Agility is for CPA Firms, Not Just Sports Teams or Dog Shows
Rebecca Ryan, proprietrix of Next Generation Consulting and motivational speaker, describes "the agile CPA firm" as the CPA firm most likely to thrive in the future. She points out that agile CPA firms go beyond social media such as Facebook, Twitter and LinkedIn to empower junior employees, to look beyond traditional answers for struggling clients (one example: an Ohio firm which found non-traditional financing for cash-strapped manufacturing clients), to reduce office rent by finding inexpensive properties to rent and replace physical client contact with e-mail and other electronic communication and to save costs by avoiding traditional perks for top management. Additional features of agile CPA firms include an emphasis on innovation and continuous improvement, searching for market niches, transparency in business relationships, an emphasis on value added rather than time spent and some level of ruthlessness with underperforming or vexing clients and employees. The end result: MIT research indicate on average that agile firms increase revenue and profit by 30-40% more per year than non-agile firms.

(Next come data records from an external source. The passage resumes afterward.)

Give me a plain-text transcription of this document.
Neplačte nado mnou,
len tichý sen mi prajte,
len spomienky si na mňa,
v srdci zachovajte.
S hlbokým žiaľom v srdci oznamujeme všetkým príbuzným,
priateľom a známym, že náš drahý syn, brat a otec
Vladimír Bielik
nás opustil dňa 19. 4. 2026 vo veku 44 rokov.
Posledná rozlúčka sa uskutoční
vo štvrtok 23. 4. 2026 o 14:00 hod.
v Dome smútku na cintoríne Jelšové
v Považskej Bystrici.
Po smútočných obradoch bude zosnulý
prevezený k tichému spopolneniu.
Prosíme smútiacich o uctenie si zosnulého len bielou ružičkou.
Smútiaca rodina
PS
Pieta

The fact that Ms. Ryan points out issues probably also raised by Michelle Golden's Golden Practices or Rick Telberg's CPA Trendlines does NOT mean that they should be ignored. Certainly, the expansion of technology in accounting practice is an issue that can seem overwhelming by itself to practitioners my age (55) or older, but the empowerment of younger staff, transparency and value added emphasis and greater use of electronic communication to save rental fees (and possibly commute time) are also well worthy of consideration.